A went crazy after that. He went to the school's committee in charge of the mentally ill, and told them I was planning on killing myself in the dorm. This wasn't true at all. I was suspended for a week, while my doctors explained the situation to them. When they revoked the suspension, the committee banned me from living on campus, with the hope that I would drop out. I didn't drop out, and I lived in the on-campus $80/night hotel for a month before I found an apartment.
In the meantime, A and Ben went around and told all of the friends I had in common with them all sorts of terrible rumors. I'm a stalker. I'm suicidal. People shouldn't talk to me, because I'm going to stalk them if they acknowledge that I exist. I lost every friend I made at college because of this. The rumors were substantiated because I was banned from visiting the residence hall I lived in as a part of the suspension-lifting. The RAs were told to call the police if they saw me in or near the building, and they told the other residents. Nobody wants to be friends with the crazy stalker that is banned from the building, and talking to me was generally discouraged, as I later learned from people who have since stopped talking to me.
I was suspended January 2012. It's been almost a year now. My life is in bad shape. I don't have any friends anymore, and even though there are 30,000 students at my school, it seems that every student group I want to join has at least one person in it who believe that I'm a stalker, and they aren't afraid to share that theory with the group. I was fired from my volunteer position off campus when R did that, and I've had to leave student groups because the looks I got from people were too much. Last Friday, Ben pointed me out in the restaurant I was in. It was so embarrassing that I started crying, and had to leave. I hit myself when I got back to my apartment.
I feel like an elderly woman. I go home to my cat, and that's all I have. My attempts to socialize have failed. I refuse to transfer schools, because the stress of moving is too much for me with my health.
Everyone else is having a fantastic time. A's best friend sometimes talks to me. He told me that A has had the best year of his life.
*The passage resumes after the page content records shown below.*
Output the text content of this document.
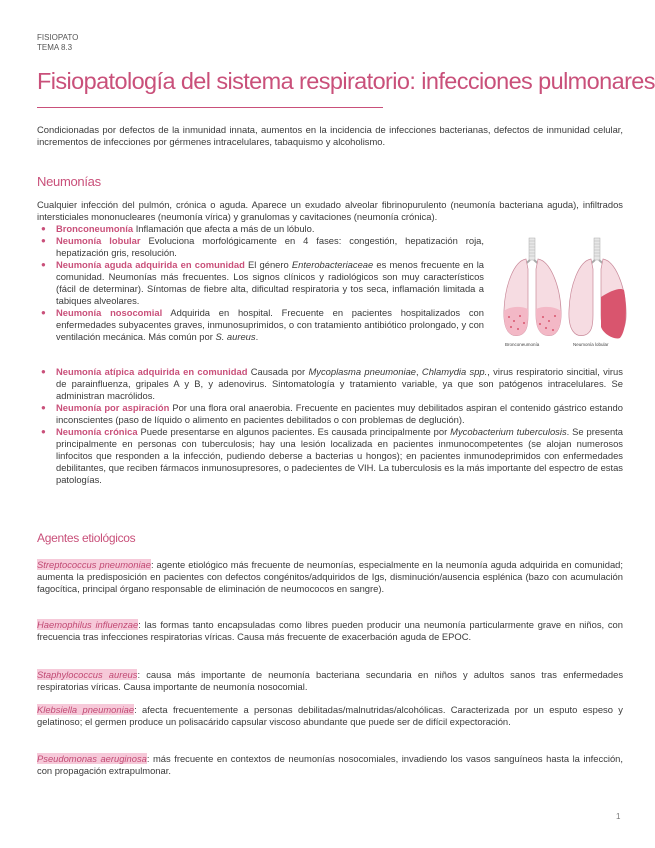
FISIOPATO
TEMA 8.3
Fisiopatología del sistema respiratorio: infecciones pulmonares

Condicionadas por defectos de la inmunidad innata, aumentos en la incidencia de infecciones bacterianas, defectos de inmunidad celular, incrementos de infecciones por gérmenes intracelulares, tabaquismo y alcoholismo.

Neumonías

Cualquier infección del pulmón, crónica o aguda. Aparece un exudado alveolar fibrinopurulento (neumonía bacteriana aguda), infiltrados intersticiales mononucleares (neumonía vírica) y granulomas y cavitaciones (neumonía crónica).

● Bronconeumonía Inflamación que afecta a más de un lóbulo.
● Neumonía lobular Evoluciona morfológicamente en 4 fases: congestión, hepatización roja, hepatización gris, resolución.
● Neumonía aguda adquirida en comunidad El género Enterobacteriaceae es menos frecuente en la comunidad. Neumonías más frecuentes. Los signos clínicos y radiológicos son muy característicos (fácil de determinar). Síntomas de fiebre alta, dificultad respiratoria y tos seca, inflamación limitada a tabiques alveolares.
● Neumonía nosocomial Adquirida en hospital. Frecuente en pacientes hospitalizados con enfermedades subyacentes graves, inmunosuprimidos, o con tratamiento antibiótico prolongado, y con ventilación mecánica. Más común por S. aureus.
Bronconeumonía	Neumonía lobular
● Neumonía atípica adquirida en comunidad Causada por Mycoplasma pneumoniae, Chlamydia spp., virus respiratorio sincitial, virus de parainfluenza, gripales A y B, y adenovirus. Sintomatología y tratamiento variable, ya que son patógenos intracelulares. Se administran macrólidos.
● Neumonía por aspiración Por una flora oral anaerobia. Frecuente en pacientes muy debilitados aspiran el contenido gástrico estando inconscientes (paso de líquido o alimento en pacientes debilitados o con problemas de deglución).
● Neumonía crónica Puede presentarse en algunos pacientes. Es causada principalmente por Mycobacterium tuberculosis. Se presenta principalmente en personas con tuberculosis; hay una lesión localizada en pacientes inmunocompetentes (se alojan numerosos linfocitos que responden a la infección, pudiendo deberse a bacterias u hongos); en pacientes inmunodeprimidos con enfermedades debilitantes, que reciben fármacos inmunosupresores, o padecientes de VIH. La tuberculosis es la más importante del espectro de estas patologías.
Agentes etiológicos

Streptococcus pneumoniae: agente etiológico más frecuente de neumonías, especialmente en la neumonía aguda adquirida en comunidad; aumenta la predisposición en pacientes con defectos congénitos/adquiridos de Igs, disminución/ausencia esplénica (bazo con acumulación fagocítica, principal órgano responsable de eliminación de neumococos en sangre).

Haemophilus influenzae: las formas tanto encapsuladas como libres pueden producir una neumonía particularmente grave en niños, con frecuencia tras infecciones respiratorias víricas. Causa más frecuente de exacerbación aguda de EPOC.

Staphylococcus aureus: causa más importante de neumonía bacteriana secundaria en niños y adultos sanos tras enfermedades respiratorias víricas. Causa importante de neumonía nosocomial.

Klebsiella pneumoniae: afecta frecuentemente a personas debilitadas/malnutridas/alcohólicas. Caracterizada por un esputo espeso y gelatinoso; el germen produce un polisacárido capsular viscoso abundante que puede ser de difícil expectoración.

Pseudomonas aeruginosa: más frecuente en contextos de neumonías nosocomiales, invadiendo los vasos sanguíneos hasta la infección, con propagación extrapulmonar.

1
He's already had a very interesting life, and he's only 20. His father is very famous in the music industry, and sometimes teaches a course at the school, so the school isn't really open to the idea that this famous person's son could be misrepresenting me to people.
I really don't know what to do. I'm in therapy, and I have a psychiatrist and meds and all of that good stuff. I don't have any real friends, though, and I've been attacked a few times as a result of the events I've just described. To be completely honest, I would probably kill myself if it wouldn't ruin my parents' lives. I don't know how to deal with the looks I get, or the stunned responses I get from strangers when they mention anything relating friends:
Employee at natural organic grocery store, who sees me choosing which whole-leaf tea to buy: "I really love the Sencha. I have my friends over for tea every week. Do you ever do anything like that with your friends?"
Me: "Oh. I kinda don't have any."
Employee: "You don't have any tea?"
Me: "No, friends."
Employee:
Various form of this conversation happen on a weekly basis. I don't really like to lie to people.
Can anyone suggest anything, besides transferring? I'm at the point where my therapist told me that next semester, I need to go to student groups that I have no interest in, just for the human contact.